The other day, I met up with fellow travelers/bloggers Johnny and Ian, who happened to be passing through Bucharest. I had met Johnny in 2010 while in Beirut and so this was a great opportunity to catch up with him and learn more about his recent travels along the Trans-Siberian Railway and all over Northern and Eastern Europe.
As we sat at an outdoor cafe in the old city center discussing a variety of topics, at one point, both Johnny and Ian mentioned that upon first impression, the people of Bucharest seemed so very friendly.
I quickly nodded in agreement because that has been my experience as well during the five months I’ve spent on and off in this city. However, even though I have without a doubt encountered an endless string of overly friendly, kind and generous people in this city, and in Romania in general, you won’t hear me claiming this country to be the friendliest on the planet.
But fear not dear Romania. It has nothing to do with you at all.

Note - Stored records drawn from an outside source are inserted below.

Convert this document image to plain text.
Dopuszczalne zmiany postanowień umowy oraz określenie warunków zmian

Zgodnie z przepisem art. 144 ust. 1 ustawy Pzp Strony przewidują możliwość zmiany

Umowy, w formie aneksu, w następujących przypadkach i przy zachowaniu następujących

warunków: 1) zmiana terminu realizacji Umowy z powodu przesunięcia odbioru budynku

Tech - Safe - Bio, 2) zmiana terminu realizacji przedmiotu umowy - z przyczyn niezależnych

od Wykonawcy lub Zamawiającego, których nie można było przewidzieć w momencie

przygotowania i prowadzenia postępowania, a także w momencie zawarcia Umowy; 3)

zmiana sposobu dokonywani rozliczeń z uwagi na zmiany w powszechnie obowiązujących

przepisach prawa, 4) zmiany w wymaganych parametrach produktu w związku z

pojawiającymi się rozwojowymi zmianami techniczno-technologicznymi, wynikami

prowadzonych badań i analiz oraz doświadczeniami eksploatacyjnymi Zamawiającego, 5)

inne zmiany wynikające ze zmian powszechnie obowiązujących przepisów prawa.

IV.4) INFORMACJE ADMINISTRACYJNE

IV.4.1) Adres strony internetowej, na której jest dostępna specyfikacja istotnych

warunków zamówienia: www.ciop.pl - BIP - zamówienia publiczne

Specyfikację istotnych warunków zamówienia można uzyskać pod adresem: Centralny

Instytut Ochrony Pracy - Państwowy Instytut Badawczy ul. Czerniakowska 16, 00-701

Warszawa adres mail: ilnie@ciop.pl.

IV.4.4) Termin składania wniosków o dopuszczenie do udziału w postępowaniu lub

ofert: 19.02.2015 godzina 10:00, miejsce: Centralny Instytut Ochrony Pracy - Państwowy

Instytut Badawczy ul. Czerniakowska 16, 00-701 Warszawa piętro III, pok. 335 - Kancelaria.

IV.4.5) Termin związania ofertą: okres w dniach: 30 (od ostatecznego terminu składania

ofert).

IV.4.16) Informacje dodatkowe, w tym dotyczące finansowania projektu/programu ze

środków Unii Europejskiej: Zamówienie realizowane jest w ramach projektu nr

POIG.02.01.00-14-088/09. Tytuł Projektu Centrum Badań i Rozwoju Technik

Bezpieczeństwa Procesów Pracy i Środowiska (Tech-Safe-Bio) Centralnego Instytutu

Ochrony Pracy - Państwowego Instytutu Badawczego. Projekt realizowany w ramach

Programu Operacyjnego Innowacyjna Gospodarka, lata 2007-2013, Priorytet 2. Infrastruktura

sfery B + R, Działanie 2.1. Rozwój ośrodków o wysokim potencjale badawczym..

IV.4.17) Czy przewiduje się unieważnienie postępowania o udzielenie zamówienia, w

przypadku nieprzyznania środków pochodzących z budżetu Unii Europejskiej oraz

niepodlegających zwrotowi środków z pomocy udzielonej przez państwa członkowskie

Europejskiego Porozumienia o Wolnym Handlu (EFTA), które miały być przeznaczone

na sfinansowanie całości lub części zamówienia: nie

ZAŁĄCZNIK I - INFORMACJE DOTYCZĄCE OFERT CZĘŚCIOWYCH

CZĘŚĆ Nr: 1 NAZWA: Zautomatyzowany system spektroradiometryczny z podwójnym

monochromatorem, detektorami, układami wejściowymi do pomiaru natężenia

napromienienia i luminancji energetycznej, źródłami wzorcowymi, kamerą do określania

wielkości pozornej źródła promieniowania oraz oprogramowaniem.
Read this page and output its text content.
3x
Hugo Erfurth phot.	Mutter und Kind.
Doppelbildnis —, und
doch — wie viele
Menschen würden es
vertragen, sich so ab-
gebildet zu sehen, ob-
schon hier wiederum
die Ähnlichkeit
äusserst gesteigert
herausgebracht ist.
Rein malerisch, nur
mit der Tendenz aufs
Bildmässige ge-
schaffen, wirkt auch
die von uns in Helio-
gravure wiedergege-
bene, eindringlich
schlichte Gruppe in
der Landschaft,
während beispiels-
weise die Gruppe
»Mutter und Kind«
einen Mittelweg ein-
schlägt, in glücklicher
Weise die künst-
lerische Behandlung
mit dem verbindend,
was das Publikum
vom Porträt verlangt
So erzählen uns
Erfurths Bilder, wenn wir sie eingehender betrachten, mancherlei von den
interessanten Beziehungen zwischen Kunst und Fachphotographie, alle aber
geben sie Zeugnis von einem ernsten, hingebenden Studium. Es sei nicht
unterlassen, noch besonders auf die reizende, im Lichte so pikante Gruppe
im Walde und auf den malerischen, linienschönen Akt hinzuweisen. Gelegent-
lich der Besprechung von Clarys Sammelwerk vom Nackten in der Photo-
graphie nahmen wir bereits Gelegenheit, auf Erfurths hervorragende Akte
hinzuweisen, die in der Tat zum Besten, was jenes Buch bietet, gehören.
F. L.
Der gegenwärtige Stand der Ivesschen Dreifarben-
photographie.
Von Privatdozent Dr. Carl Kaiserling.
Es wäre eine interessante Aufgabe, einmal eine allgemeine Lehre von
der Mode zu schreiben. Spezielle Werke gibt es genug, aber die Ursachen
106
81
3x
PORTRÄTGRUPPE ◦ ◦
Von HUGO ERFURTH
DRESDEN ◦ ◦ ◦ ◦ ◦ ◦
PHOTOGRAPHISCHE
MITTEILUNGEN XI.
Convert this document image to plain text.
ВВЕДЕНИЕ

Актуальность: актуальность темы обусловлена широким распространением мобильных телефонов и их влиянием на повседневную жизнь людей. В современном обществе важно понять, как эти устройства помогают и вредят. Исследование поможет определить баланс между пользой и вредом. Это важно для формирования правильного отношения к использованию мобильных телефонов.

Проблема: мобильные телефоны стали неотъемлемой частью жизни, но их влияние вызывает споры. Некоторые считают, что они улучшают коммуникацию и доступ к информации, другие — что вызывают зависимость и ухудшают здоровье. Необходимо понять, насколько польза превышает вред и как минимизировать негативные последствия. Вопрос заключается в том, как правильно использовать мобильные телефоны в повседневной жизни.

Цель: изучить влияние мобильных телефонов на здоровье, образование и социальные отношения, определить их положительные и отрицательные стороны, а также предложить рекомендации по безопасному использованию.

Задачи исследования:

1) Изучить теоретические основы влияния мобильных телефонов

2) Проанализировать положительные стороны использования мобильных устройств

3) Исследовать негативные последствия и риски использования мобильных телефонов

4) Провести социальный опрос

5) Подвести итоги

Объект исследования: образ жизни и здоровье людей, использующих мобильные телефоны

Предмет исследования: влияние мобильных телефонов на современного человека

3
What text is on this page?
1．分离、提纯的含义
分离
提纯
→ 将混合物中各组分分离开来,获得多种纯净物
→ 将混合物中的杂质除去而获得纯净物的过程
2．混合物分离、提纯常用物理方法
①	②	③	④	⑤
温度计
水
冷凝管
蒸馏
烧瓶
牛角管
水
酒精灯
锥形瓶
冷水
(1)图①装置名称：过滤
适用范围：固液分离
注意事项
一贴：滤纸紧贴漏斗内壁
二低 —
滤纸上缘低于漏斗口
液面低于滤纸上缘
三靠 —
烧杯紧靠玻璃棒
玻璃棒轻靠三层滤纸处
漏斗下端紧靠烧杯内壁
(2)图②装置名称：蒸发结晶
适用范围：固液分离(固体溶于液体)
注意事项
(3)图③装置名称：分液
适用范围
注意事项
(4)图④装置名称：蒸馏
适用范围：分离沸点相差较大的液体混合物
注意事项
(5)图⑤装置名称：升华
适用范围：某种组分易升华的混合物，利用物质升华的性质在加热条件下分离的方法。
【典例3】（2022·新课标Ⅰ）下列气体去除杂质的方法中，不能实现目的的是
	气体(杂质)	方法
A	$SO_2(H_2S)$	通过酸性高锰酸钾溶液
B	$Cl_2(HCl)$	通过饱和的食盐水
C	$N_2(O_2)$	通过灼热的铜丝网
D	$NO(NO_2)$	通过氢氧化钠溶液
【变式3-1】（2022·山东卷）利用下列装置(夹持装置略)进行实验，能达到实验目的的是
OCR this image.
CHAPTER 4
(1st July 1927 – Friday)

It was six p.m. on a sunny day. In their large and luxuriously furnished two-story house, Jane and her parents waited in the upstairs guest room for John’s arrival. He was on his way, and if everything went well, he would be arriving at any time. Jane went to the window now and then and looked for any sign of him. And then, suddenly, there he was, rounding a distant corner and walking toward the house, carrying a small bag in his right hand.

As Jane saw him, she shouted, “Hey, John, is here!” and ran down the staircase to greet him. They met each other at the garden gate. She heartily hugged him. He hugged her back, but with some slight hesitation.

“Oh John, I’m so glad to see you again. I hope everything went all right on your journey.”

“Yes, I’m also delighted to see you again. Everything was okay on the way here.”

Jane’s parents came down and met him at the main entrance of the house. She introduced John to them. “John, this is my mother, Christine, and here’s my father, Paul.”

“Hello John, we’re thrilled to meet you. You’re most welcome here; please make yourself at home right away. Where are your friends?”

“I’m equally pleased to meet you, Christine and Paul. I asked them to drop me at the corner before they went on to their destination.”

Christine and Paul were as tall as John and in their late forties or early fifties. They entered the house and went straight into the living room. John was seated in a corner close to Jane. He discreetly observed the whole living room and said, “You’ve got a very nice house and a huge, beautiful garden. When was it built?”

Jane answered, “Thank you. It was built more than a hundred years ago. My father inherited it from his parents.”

When it comes to the question “What is the friendliest country on the planet?”, I truly believe that there is only one suitable answer – every country is the friendliest country on the planet.
How is this possible?
In my travel experience, I’ve learned that the friendliness of a country has far more to do with my own attitude than any other factor. If I cross the border into Croatia, for example, and I walk around the streets of Split with my head down, treating everyone I come across as either a potential scam artist, thief or even just a source of information, chances are I won’t have the most rewarding interactions.
However, if I walk around with my head up, not caring that I’m the silly tourist, always open and interested in meeting new people and remembering at all times that everyone I meet is a fellow human being, while shaking plenty of hands, asking questions and trying to use the few words of Croatian that I’ve hopefully picked up, then I have no doubt that Croatia will seem like one supremely friendly nation.
And the same formula works for every country you visit. It’s worked for me at least, in 76 countries so far.
It is common, and quite understandable, for us travelers to be on guard at all times, to constantly worry about our safety and to lack a general trust of those we meet during our adventures. And when this happens, we tend to shy away from interacting with those around us and as a result, everyone seems much less friendly, simply because we aren’t open to meeting as many people.
But a good way to change our mentality is to imagine ourselves sitting on the steps in front of our own house or apartment building back home. There we are, just relaxing outside when suddenly, from around the corner comes a backpack-carrying traveler who clearly appears to be lost.
Some of you might immediately hop up and offer this traveler a hand. However, others might not say a word and just stare at this nervous person, wondering what on earth they are doing on your street.
But if that traveler walked up to you, smiled widely and asked if you could point him or her in the right direction, I’d imagine that most of you would offer a helping hand and make sure that this traveler ended up where they needed to go.
Just think about the difference in this person’s experience. As a result of talking to us, smiling and asking a question, when they go back to their hostel later that night, they will speak of the friendly people they encountered, the people who helped them when lost.
Well, it’s the same when we’re on the road as well. We need to put in an effort to interact and connect with the people who live in the destinations we visit. We can’t walk around with a suspicious eye, tightly grasping our backpack in fear of our stuff being stolen, assuming that everyone is out to get us. And we can’t expect every person in every nation to walk up to us, the strange foreigner, with open arms, to give us a huge hug and a flower lei and treat us to a royal feast just because we’ve chosen to visit their country.
Of course, there’s still no guarantee that a smile, a hand shake or a splattering of highly mangled local words will lead to ideal travel experiences, but so far, in my travels, I have rarely been disappointed. India and Australia, Italy and Iceland, Jordan and Turkey, Barbados and Kiribati…they’ve all been equally friendly to me.
So, forget about the question of “which is the friendliest country in the world?” Instead, just remember that wherever we travel, we, the traveler, hold the key to unlocking the friendliness of the people around us.
With this attitude, I’m quite confident that you, too, will always feel as if you are in the friendliest country on the planet.
Do you believe there’s a ‘friendliest country in the world’ or do you also think that every country can fit that description?